For the privileged, there are few worries. Yes, everyone has their "stuff" that they worry about, but never do we think that we won't have enough food to eat, water to drink, or a place to sleep. The stresses that we face are of a different kind - will I get the particular job I want? Will I be able to get on the very flight I want to be on? What section will I be seated in for Michigan American football games? For many of us that are privileged, it is easy to get through life with few worries then.

Most people do not want to make any effort. By effort I don't mean going to the ticket office to get your tickets (although nowadays everything can be delivered right to your doorstep, including groceries.) What I think this culture has done has allowed many things to be a black box for us. We are able to flip the switch in our living rooms and get light. But what we fail to recognise is that we invoke a massive infrastructure of power lines, engineers, operators, fossil fuel combustion or nuclear fission when we flip the switch. We are unappreciative of the light, but complain when the light fails to turn on. As Aidan Davison has written, in Technology and the Contested Meanings of Sustainability, there is a dichotomy between means and ends.

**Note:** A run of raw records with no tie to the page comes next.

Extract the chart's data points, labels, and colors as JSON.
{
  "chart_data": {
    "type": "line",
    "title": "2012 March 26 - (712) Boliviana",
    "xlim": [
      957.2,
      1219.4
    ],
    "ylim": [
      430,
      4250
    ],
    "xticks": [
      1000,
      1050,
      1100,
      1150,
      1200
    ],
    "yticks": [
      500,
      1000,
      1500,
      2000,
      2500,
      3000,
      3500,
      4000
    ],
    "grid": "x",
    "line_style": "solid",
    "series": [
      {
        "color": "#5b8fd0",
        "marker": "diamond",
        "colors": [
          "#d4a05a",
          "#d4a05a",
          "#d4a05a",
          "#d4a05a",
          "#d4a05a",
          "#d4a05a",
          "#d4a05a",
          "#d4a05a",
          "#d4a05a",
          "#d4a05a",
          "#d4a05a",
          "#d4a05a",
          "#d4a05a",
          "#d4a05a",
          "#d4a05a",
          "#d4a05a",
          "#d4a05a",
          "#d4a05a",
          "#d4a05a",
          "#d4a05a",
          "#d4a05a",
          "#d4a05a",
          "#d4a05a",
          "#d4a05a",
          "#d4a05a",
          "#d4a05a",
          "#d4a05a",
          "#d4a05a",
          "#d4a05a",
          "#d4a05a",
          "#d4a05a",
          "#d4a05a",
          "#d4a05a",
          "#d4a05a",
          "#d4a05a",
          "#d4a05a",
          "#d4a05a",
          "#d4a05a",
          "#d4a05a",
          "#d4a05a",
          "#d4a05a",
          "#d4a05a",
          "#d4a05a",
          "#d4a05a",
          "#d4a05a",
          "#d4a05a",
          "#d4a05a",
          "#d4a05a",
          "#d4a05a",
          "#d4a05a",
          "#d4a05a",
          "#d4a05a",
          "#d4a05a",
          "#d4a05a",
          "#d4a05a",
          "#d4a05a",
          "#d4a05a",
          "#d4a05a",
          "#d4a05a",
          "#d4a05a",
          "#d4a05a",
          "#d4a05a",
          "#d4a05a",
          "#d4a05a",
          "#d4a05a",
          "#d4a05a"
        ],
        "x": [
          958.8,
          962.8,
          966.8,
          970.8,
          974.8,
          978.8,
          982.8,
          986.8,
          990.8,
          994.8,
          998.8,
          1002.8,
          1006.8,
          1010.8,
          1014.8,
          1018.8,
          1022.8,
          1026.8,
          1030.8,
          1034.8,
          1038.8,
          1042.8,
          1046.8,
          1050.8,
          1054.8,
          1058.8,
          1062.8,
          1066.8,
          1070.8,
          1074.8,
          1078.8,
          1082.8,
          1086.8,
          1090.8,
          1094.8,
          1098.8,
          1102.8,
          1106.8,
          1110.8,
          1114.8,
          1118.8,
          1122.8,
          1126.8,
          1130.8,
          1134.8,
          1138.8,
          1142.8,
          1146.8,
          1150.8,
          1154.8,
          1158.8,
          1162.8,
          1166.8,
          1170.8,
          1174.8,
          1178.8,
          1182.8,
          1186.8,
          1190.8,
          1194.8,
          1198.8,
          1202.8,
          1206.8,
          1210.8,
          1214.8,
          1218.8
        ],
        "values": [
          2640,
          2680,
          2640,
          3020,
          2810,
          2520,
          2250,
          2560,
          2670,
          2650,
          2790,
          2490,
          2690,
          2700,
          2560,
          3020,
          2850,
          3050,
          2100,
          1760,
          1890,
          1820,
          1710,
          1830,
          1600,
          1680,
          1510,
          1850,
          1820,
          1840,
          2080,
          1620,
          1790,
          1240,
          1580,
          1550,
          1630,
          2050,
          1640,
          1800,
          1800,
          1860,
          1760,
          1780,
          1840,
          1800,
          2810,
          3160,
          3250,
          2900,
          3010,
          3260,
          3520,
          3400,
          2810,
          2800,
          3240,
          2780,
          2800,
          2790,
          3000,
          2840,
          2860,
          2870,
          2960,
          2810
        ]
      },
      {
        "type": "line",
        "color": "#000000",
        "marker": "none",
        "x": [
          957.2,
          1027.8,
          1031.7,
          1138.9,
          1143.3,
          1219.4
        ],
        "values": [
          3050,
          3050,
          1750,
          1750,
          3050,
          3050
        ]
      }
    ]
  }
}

We have done then is forsaken effort for convenience. I recognise the "effort" (or subtle slavery) that we put in to earn money so that our lives are convenient. But this isn't the effort that I am talking about. The effort I am talking about is the one that is required in response to doing something that is required to lessen our burden on the world, to demolish walls of inequality, to march ardently on the path to sustainability.

What this does is make us think that many things are available without effort. At most the effort that is required for light is the flipping of a switch (and paying the bill), but no more. This then translates seamlessly into thinking that others will solve the problems for us, if they ever arise, and that no effort is required on our part. We hope that the ethereal, murky worlds of politics and policy will result in concrete and tangible outcomes. We then think that effort is not for us. We forget what effort looks like, and what it entails. And then we end up becoming blind to problems, or unwilling to recognise them.

This effort required is more than the convenient and easy, like changing light bulbs and taking cloth bags to stores. These are stepping stones. An honest effort is required of us to stand up to the problems we've created - a moral, ethical, behavioural, spiritual, rhetorical effort.

1 comment:

  1. Thanks for your thoughts on sustainability. I'd like to offer this excerpt from a Daedalus article by Werner Heisenberg, 1958:


    Two and a half thousand years ago, the Chinese sage Chang Tsu spoke of the dangers to man of using machines. I would like to quote a section from his writings …:

    When Tsu-Kung came into the region north of the river Han, he saw an old man busy in his vegetable garden. He had dug ditches for watering. He himself climbed into the well, brought up a container full of water in his arms, and emptied it. He exerted himself to the utmost, but achieved very little.

    Tsu-Kung spoke: "There is an arrangement with which it is possible to fill a hundred ditches with water every day. With little effort much is accomplished. Wouldn't you like to use it?" The gardener rose up, looked at him and said, "What would that be?"

    Tsu-Kung said, "A lever is used, weighted at one end and light at the other. In this way water can be drawn, so that it gushes out. It is known as a draw-well."

    At that, anger rose up in the face of the old man and he laughed, saying, "I have heard my teacher say: 'When a man uses a machine he carries on all his business in a machine-like manner. Whoever does his business in the manner of a machine develops a machine heart. Whoever has a machine heart in his breast loses his simplicity. Whoever loses his simplicity becomes uncertain in the impulses of his spirit. Uncertainty in the impulses of the spirit is something that is incompatible with truth.' Not that I am unfamiliar with such devices; I am ashamed to use them."